Vitailles 8 février 1948

Mon petit Poulet Chéri

Ah ! Aujourd’hui j’ai fait une grande sortie, la première depuis je ne me rappelle même plus si c’est 4 ou 5 dimanches. Je suis allée à la messe à 11h 1/2, j’ai mangé chez ma tante et me voici rentrée. Il fait un temps magnifique. Je n’ai pas eu froid du tout. Cette semaine j’ai reçu une lettre où tu me disais que tu avais été malade. Je pense que ça n’a pas été trop grave et que tu es bien à présent. Il ne te faut pas être malade pour la dernière semaines. Je constate que le travail ne te fatigue pas trop. Tant mieux pour toi, pour le salaire que vous recevez ce n’est pas la peine de trop vous fatiguer, n’est-ce pas mon Lou chéri.
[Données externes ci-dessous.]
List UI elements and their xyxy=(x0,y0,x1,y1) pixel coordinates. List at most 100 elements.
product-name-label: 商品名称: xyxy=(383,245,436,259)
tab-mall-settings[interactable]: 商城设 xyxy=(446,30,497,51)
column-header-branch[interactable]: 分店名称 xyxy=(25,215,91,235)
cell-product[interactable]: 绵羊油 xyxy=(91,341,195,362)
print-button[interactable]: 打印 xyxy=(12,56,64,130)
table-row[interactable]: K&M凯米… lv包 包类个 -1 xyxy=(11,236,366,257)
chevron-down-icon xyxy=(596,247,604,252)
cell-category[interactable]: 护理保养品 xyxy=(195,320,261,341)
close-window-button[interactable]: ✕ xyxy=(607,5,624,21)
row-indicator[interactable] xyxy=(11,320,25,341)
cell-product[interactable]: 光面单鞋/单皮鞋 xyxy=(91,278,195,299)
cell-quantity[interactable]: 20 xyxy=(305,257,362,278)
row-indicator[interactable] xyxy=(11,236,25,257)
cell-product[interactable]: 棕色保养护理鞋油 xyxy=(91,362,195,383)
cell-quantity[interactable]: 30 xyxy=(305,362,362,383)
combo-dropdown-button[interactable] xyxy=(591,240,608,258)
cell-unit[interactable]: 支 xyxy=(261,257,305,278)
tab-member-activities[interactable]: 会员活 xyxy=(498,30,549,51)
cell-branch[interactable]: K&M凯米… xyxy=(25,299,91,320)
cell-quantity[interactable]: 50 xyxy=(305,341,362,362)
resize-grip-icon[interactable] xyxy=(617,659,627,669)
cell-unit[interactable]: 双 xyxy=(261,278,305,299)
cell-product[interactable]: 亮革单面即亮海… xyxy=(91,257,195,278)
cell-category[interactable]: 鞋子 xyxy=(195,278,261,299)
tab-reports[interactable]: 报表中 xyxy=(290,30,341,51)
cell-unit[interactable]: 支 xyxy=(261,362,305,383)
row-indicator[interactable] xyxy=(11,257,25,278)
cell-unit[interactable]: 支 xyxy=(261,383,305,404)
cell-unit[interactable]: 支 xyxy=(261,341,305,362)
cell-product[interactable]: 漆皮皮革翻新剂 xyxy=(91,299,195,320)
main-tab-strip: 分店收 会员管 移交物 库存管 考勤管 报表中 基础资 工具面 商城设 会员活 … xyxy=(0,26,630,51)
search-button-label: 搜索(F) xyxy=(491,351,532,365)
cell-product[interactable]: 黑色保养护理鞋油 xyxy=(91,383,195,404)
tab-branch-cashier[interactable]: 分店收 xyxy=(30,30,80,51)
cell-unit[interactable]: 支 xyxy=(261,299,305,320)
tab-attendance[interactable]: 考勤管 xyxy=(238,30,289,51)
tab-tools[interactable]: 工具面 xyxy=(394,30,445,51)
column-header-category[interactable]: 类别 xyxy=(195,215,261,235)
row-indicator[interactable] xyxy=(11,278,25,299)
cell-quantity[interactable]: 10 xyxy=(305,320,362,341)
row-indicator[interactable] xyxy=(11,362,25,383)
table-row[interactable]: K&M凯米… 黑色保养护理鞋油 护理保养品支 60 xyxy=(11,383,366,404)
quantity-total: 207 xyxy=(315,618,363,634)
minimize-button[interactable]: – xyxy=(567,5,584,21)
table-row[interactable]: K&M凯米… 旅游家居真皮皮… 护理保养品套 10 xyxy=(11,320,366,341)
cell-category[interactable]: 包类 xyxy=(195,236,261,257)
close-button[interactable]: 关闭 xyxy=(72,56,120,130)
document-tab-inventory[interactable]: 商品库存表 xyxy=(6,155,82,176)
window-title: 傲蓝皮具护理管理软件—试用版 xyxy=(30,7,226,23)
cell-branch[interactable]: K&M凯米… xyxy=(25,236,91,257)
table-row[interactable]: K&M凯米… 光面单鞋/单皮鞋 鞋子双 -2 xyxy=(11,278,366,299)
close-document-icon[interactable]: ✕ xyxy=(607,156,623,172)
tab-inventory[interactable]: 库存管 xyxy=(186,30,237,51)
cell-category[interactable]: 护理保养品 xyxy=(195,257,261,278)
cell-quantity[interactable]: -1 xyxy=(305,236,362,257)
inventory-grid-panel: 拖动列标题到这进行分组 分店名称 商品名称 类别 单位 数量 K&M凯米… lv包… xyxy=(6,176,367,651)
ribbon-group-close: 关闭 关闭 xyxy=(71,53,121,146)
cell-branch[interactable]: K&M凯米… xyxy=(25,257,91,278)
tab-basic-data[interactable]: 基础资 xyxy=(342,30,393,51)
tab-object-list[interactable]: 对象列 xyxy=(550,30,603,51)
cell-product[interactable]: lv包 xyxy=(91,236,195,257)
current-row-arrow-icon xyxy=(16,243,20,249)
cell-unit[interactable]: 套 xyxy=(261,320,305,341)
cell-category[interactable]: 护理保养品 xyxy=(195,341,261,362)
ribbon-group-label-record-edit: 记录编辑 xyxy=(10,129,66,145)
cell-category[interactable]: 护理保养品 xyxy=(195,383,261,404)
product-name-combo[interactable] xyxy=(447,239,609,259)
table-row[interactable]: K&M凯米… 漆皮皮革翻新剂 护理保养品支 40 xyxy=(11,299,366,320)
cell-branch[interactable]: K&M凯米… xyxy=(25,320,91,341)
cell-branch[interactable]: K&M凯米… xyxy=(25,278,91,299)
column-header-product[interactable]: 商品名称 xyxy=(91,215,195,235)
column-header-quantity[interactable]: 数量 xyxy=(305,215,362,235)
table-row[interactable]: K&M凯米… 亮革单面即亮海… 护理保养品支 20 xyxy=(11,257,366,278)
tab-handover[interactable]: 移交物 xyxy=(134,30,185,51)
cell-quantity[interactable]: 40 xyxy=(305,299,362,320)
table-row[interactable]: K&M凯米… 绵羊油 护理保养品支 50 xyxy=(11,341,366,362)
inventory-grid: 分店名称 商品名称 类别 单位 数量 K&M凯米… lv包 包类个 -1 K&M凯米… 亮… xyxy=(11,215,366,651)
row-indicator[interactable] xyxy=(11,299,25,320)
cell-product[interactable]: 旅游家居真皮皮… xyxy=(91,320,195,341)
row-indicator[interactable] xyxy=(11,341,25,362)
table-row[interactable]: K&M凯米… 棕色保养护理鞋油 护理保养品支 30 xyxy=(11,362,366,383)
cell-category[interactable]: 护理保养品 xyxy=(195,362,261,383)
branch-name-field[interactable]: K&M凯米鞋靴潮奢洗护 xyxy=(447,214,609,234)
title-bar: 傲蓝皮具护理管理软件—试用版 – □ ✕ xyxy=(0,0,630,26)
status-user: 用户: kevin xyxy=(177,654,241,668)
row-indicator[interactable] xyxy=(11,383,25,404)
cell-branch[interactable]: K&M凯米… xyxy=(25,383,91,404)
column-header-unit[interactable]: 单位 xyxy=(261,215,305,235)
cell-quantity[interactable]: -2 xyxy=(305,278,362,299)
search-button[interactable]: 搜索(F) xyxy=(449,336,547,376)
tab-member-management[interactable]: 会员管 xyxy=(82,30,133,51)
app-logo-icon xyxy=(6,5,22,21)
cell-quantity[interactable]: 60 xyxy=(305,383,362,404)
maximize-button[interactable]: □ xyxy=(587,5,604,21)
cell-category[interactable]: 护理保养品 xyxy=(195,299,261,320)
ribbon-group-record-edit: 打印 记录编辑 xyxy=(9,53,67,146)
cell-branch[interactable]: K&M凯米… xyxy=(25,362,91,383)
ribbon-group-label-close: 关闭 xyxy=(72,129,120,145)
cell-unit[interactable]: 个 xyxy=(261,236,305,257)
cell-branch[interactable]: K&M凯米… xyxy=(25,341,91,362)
Sans doute ça changera au Pin.

Sauras-tu te servir des outils à présent que tu es presque habitué au téléphone, à la machine à écrire. Je voudrais bien te voir chercher tes lettres sur le clavier de la machine. Ce n’est pas compliqué mais il faut se rappeler de leur place. Tu as du mettre un moment pour écrire la lettre que tu m’as envoyée jeudi. Je te félicite, elle était bien tapée. Tu prends des grades colonel Lou. J’aime mieux te dire que ça ne va pas . Tu ne serais pas assez sévère. Tu vois lorsqu’on te met juste fonctionnaire Bricard, tu te punis au lieu de punir tes hommes. Non ce n’est plus ça. Je crois qu’encore, le métier qui te va le mieux c’est paysan. Je pense que tu es de mon avis et que tu ne demandes pas à rester dans l’armée.

Tu as de la chance de pouvoir aller voir d’aussi beaux films. J’ai lu le scénario sur Marie-France. Il y a aussi quelques photos. IL y a des passages qui doivent être bien tristes d’après ce que j’ai vu. A toute chose malheur est bon. Si tu avais été à Ste Livrade tu ne l’aurais pas vu.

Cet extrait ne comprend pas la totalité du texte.